The Company: A Novel of the CIA by Robert Littell
From the 1950s to the collapse of the Soviet Union, Littell's narrative of a CIA mole and Russia's attempts to destabilize the U.S. economy was prescient. Complete with appearances by a paranoid Chief of Counterintelligence, a President whose mind is faltering and a cast of "ordinary" Machivellian men, The Company grants the reader a fictional historical context for his justifiable criticisms.
1983: Reagan, Andropov, and a World on the Brink by Taylor Downing
Hey kids!

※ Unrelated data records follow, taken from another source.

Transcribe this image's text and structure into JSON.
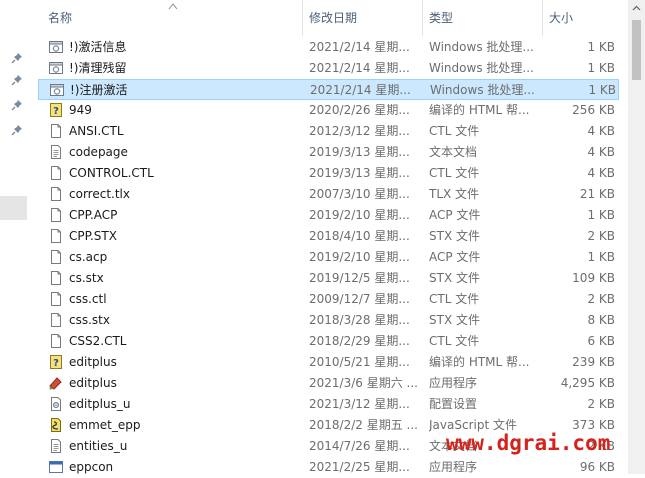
{
  "columns": {
    "name": "名称",
    "date": "修改日期",
    "type": "类型",
    "size": "大小"
  },
  "selected_index": 2,
  "files": [
    {
      "name": "!)激活信息",
      "date": "2021/2/14 星期...",
      "type": "Windows 批处理...",
      "size": "1 KB",
      "icon": "batch-file-icon"
    },
    {
      "name": "!)清理残留",
      "date": "2021/2/14 星期...",
      "type": "Windows 批处理...",
      "size": "1 KB",
      "icon": "batch-file-icon"
    },
    {
      "name": "!)注册激活",
      "date": "2021/2/14 星期...",
      "type": "Windows 批处理...",
      "size": "1 KB",
      "icon": "batch-file-icon"
    },
    {
      "name": "949",
      "date": "2020/2/26 星期...",
      "type": "编译的 HTML 帮...",
      "size": "256 KB",
      "icon": "chm-help-icon"
    },
    {
      "name": "ANSI.CTL",
      "date": "2012/3/12 星期...",
      "type": "CTL 文件",
      "size": "4 KB",
      "icon": "file-icon"
    },
    {
      "name": "codepage",
      "date": "2019/3/13 星期...",
      "type": "文本文档",
      "size": "4 KB",
      "icon": "text-file-icon"
    },
    {
      "name": "CONTROL.CTL",
      "date": "2019/3/13 星期...",
      "type": "CTL 文件",
      "size": "4 KB",
      "icon": "file-icon"
    },
    {
      "name": "correct.tlx",
      "date": "2007/3/10 星期...",
      "type": "TLX 文件",
      "size": "21 KB",
      "icon": "file-icon"
    },
    {
      "name": "CPP.ACP",
      "date": "2019/2/10 星期...",
      "type": "ACP 文件",
      "size": "1 KB",
      "icon": "file-icon"
    },
    {
      "name": "CPP.STX",
      "date": "2018/4/10 星期...",
      "type": "STX 文件",
      "size": "2 KB",
      "icon": "file-icon"
    },
    {
      "name": "cs.acp",
      "date": "2019/2/10 星期...",
      "type": "ACP 文件",
      "size": "1 KB",
      "icon": "file-icon"
    },
    {
      "name": "cs.stx",
      "date": "2019/12/5 星期...",
      "type": "STX 文件",
      "size": "109 KB",
      "icon": "file-icon"
    },
    {
      "name": "css.ctl",
      "date": "2009/12/7 星期...",
      "type": "CTL 文件",
      "size": "2 KB",
      "icon": "file-icon"
    },
    {
      "name": "css.stx",
      "date": "2018/3/28 星期...",
      "type": "STX 文件",
      "size": "8 KB",
      "icon": "file-icon"
    },
    {
      "name": "CSS2.CTL",
      "date": "2018/2/29 星期...",
      "type": "CTL 文件",
      "size": "6 KB",
      "icon": "file-icon"
    },
    {
      "name": "editplus",
      "date": "2010/5/21 星期...",
      "type": "编译的 HTML 帮...",
      "size": "239 KB",
      "icon": "chm-help-icon"
    },
    {
      "name": "editplus",
      "date": "2021/3/6 星期六 ...",
      "type": "应用程序",
      "size": "4,295 KB",
      "icon": "editplus-app-icon"
    },
    {
      "name": "editplus_u",
      "date": "2021/3/12 星期...",
      "type": "配置设置",
      "size": "2 KB",
      "icon": "config-file-icon"
    },
    {
      "name": "emmet_epp",
      "date": "2018/2/2 星期五 ...",
      "type": "JavaScript 文件",
      "size": "373 KB",
      "icon": "javascript-file-icon"
    },
    {
      "name": "entities_u",
      "date": "2014/7/26 星期...",
      "type": "文本文档",
      "size": "2 KB",
      "icon": "text-file-icon"
    },
    {
      "name": "eppcon",
      "date": "2021/2/25 星期...",
      "type": "应用程序",
      "size": "96 KB",
      "icon": "app-icon"
    }
  ],
  "watermark": "www.dgrai.com",
  "colors": {
    "selection": "#cce8ff",
    "selection_border": "#99d1ff",
    "header_text": "#4c607a",
    "meta_text": "#6d6d6d",
    "watermark": "#d6221b"
  }
}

Remember that time a couple of old, senile white men... one of whom was on his deathbed... let their paranoia get the best of them and came damn close to incinerating everyone in a nuclear holocaust?

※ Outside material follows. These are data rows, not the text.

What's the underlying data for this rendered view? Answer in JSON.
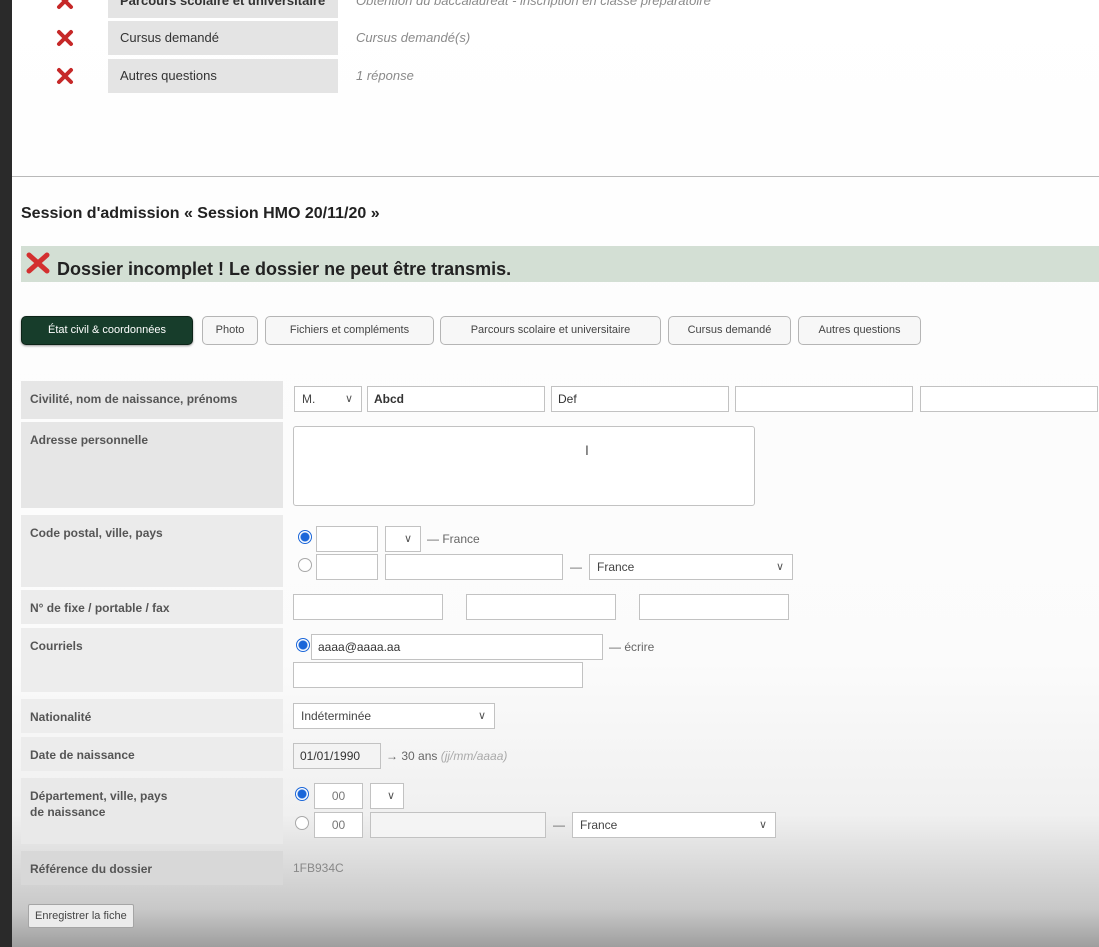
{
  "sections": [
    {
      "label": "Parcours scolaire et universitaire",
      "value": "Obtention du baccalauréat - inscription en classe préparatoire"
    },
    {
      "label": "Cursus demandé",
      "value": "Cursus demandé(s)"
    },
    {
      "label": "Autres questions",
      "value": "1 réponse"
    }
  ],
  "session_title": "Session d'admission « Session HMO 20/11/20 »",
  "banner": {
    "text": "Dossier incomplet ! Le dossier ne peut être transmis.",
    "color": "#d32f2f"
  },
  "tabs": [
    "État civil & coordonnées",
    "Photo",
    "Fichiers et compléments",
    "Parcours scolaire et universitaire",
    "Cursus demandé",
    "Autres questions"
  ],
  "form": {
    "civility": {
      "label": "Civilité, nom de naissance, prénoms",
      "title": "M.",
      "last_name": "Abcd",
      "first_name": "Def",
      "extra1": "",
      "extra2": ""
    },
    "address": {
      "label": "Adresse personnelle",
      "value": ""
    },
    "postal": {
      "label": "Code postal, ville, pays",
      "france_suffix": "— France",
      "country": "France",
      "dash": "—"
    },
    "phones": {
      "label": "N° de fixe / portable / fax"
    },
    "emails": {
      "label": "Courriels",
      "primary": "aaaa@aaaa.aa",
      "write_link": "— écrire"
    },
    "nationality": {
      "label": "Nationalité",
      "value": "Indéterminée"
    },
    "birthdate": {
      "label": "Date de naissance",
      "value": "01/01/1990",
      "age": "→ 30 ans",
      "format_hint": "(jj/mm/aaaa)"
    },
    "birthplace": {
      "label_line1": "Département, ville, pays",
      "label_line2": "de naissance",
      "dept1": "00",
      "dept2": "00",
      "dash": "—",
      "country": "France"
    },
    "reference": {
      "label": "Référence du dossier",
      "value": "1FB934C"
    }
  },
  "save_button": "Enregistrer la fiche",
  "accent_color": "#173d2b"
}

If you believe ignorance is bliss, don't read this book. But if you want to learn the dangers of speculation based on faulty intelligence, then this is well worth your time. For decades, no one truly understood how close we came to the end of the world. If this doesn't make you rethink nuclear proliferation, then you're beyond help.
An Ordinary Spy by Joseph Weisberg
A former case officer's novel about two embattled spies who go to extraordinary lengths to keep their informants out of harm's way.
Weisberg reveals details about the bureaucracy and what life is really like for a case officer. This was recommended by Alma Katsu, author of Red Widow (which is also on my reading list for this year.) This novel demonstrates the the necessity of HUMINT (human intelligence) and the effects on those serving our nation in intelligence-gathering roles.